We employed generalized linear (GL), restricted cubic spline (RCS), weighted quantile sum (WQS), quantile-based g-calculation (QGC), and Bayesian kernel machine regression (BKMR) models to assess the relationship between blood VOCs—including bromoform (NHANES code: LBXVBF), bromodichloromethane (LBXVBM), chloroform (LBXVCF), dibromochloromethane (LBXVCM), and methyl tert-butyl ether (LBXVME)—and sleep health indicators (trouble sleeping, sleep disorders, and insufficient (< 6 h/day) or excessive (> 9 h/day) sleep) in participants from the NHANES 2007–2012. The Cox proportional hazards regression model was also used for survival analysis.

Results

The baseline profile categorized by sex showed that women had a higher prevalence of trouble sleeping, whereas men were more prone to insufficient sleep.
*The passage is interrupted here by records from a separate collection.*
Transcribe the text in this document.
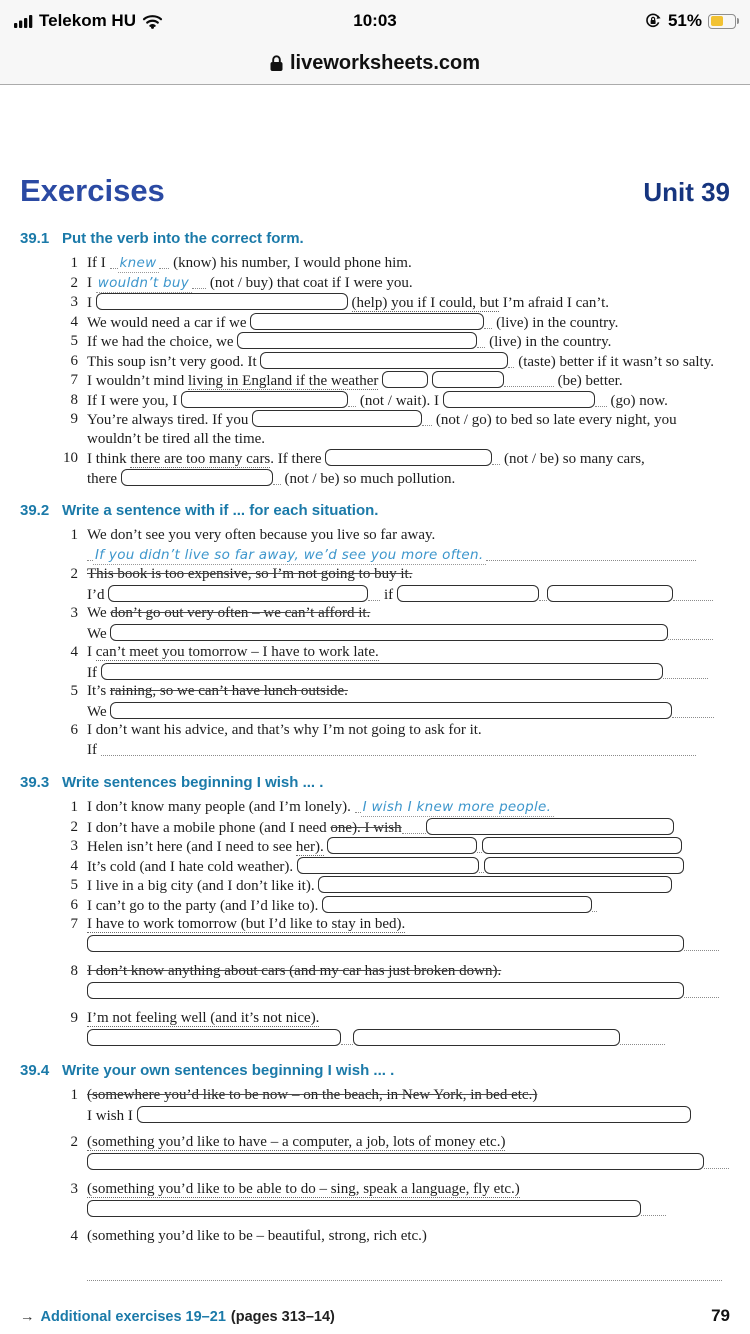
Telekom HU	10:03	51%
liveworksheets.com
Exercises	Unit 39
39.1 Put the verb into the correct form.
1 If I knew (know) his number, I would phone him.
2 I wouldn’t buy (not / buy) that coat if I were you.
3 I	(help) you if I could, but I’m afraid I can’t.
4 We would need a car if we	(live) in the country.
5 If we had the choice, we	(live) in the country.
6 This soup isn’t very good. It	(taste) better if it wasn’t so salty.
7 I wouldn’t mind living in England if the weather	(be) better.
8 If I were you, I	(not / wait). I	(go) now.
9 You’re always tired. If you	(not / go) to bed so late every night, you
wouldn’t be tired all the time.
10 I think there are too many cars. If there	(not / be) so many cars,
there	(not / be) so much pollution.
39.2 Write a sentence with if ... for each situation.
1 We don’t see you very often because you live so far away.
If you didn’t live so far away, we’d see you more often.
2 This book is too expensive, so I’m not going to buy it.
I’d	if
3 We don’t go out very often – we can’t afford it.
We
4 I can’t meet you tomorrow – I have to work late.
If
5 It’s raining, so we can’t have lunch outside.
We
6 I don’t want his advice, and that’s why I’m not going to ask for it.
If
39.3 Write sentences beginning I wish ... .
1 I don’t know many people (and I’m lonely). I wish I knew more people.
2 I don’t have a mobile phone (and I need one). I wish
3 Helen isn’t here (and I need to see her).
4 It’s cold (and I hate cold weather).
5 I live in a big city (and I don’t like it).
6 I can’t go to the party (and I’d like to).
7 I have to work tomorrow (but I’d like to stay in bed).
8 I don’t know anything about cars (and my car has just broken down).
9 I’m not feeling well (and it’s not nice).
39.4 Write your own sentences beginning I wish ... .
1 (somewhere you’d like to be now – on the beach, in New York, in bed etc.)
I wish I
2 (something you’d like to have – a computer, a job, lots of money etc.)
3 (something you’d like to be able to do – sing, speak a language, fly etc.)
4 (something you’d like to be – beautiful, strong, rich etc.)
→ Additional exercises 19–21 (pages 313–14)	79
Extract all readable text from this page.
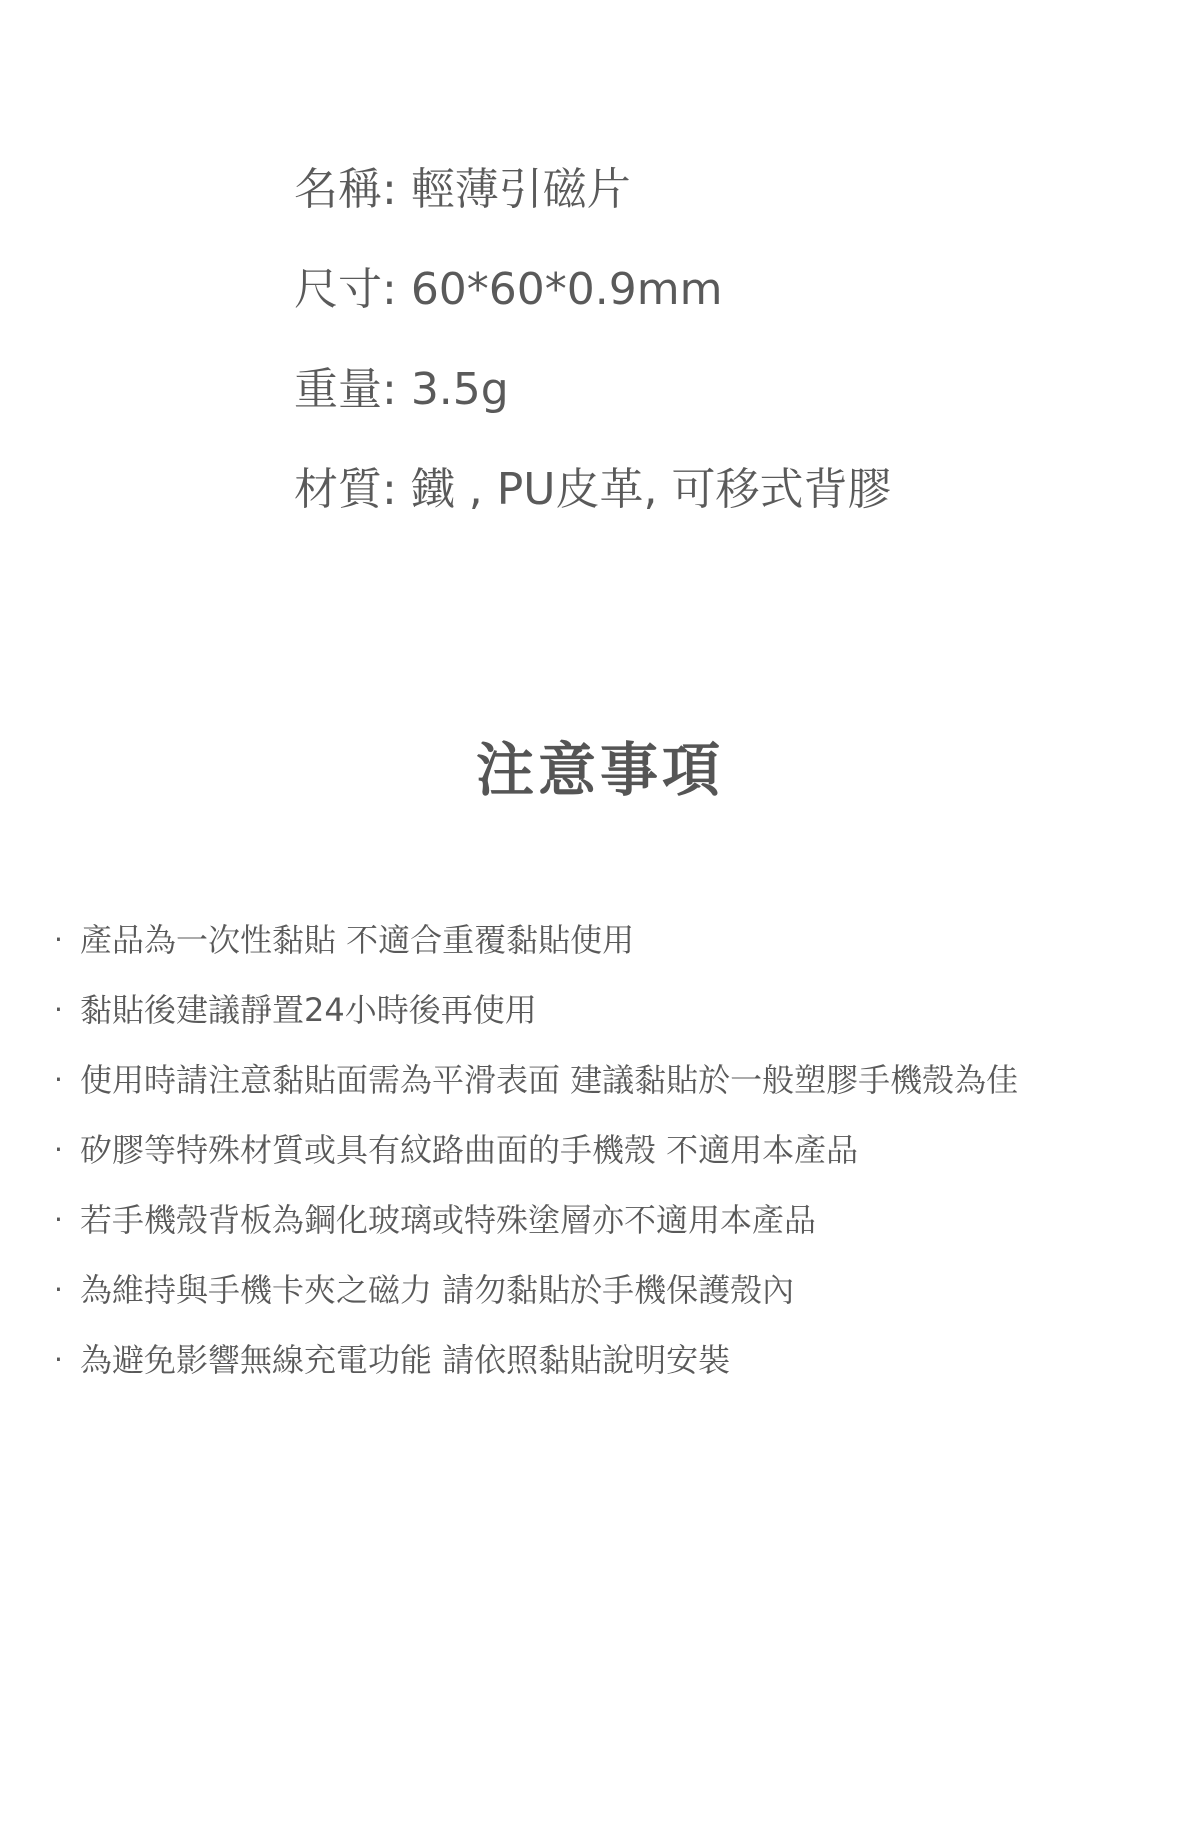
名稱: 輕薄引磁片
尺寸: 60*60*0.9mm
重量: 3.5g
材質: 鐵 , PU皮革, 可移式背膠
注意事項
· 產品為一次性黏貼 不適合重覆黏貼使用
· 黏貼後建議靜置24小時後再使用
· 使用時請注意黏貼面需為平滑表面 建議黏貼於一般塑膠手機殼為佳
· 矽膠等特殊材質或具有紋路曲面的手機殼 不適用本產品
· 若手機殼背板為鋼化玻璃或特殊塗層亦不適用本產品
· 為維持與手機卡夾之磁力 請勿黏貼於手機保護殼內
· 為避免影響無線充電功能 請依照黏貼說明安裝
We did not observe significant linear-correlations between VOCs and both increased sleep duration and poor sleep patterns, as shown by the weighted linear/logistic regression models. The RCS regression model indicated significant non-linear relationships (P for non-linear < 0.05) between certain VOC and sleep health. Adjusted QGC analysis highlighted LBXVBF as a crucial factor related to poor sleep quality (weighted 0.733). The BKMR analysis showed a positive trend between VOC levels (55th to 75th percentiles) and poor sleep pattern. Furthermore, the adjusted COX-RCS analysis identified LBXVME (P for non-linear = 0.0359) as a risk factor for all-cause mortality.

Conclusions

This study investigated the non-linear association between VOC exposure and sleep function, suggesting that VOC exposure may be linked to poor sleep patterns among U.S. adults.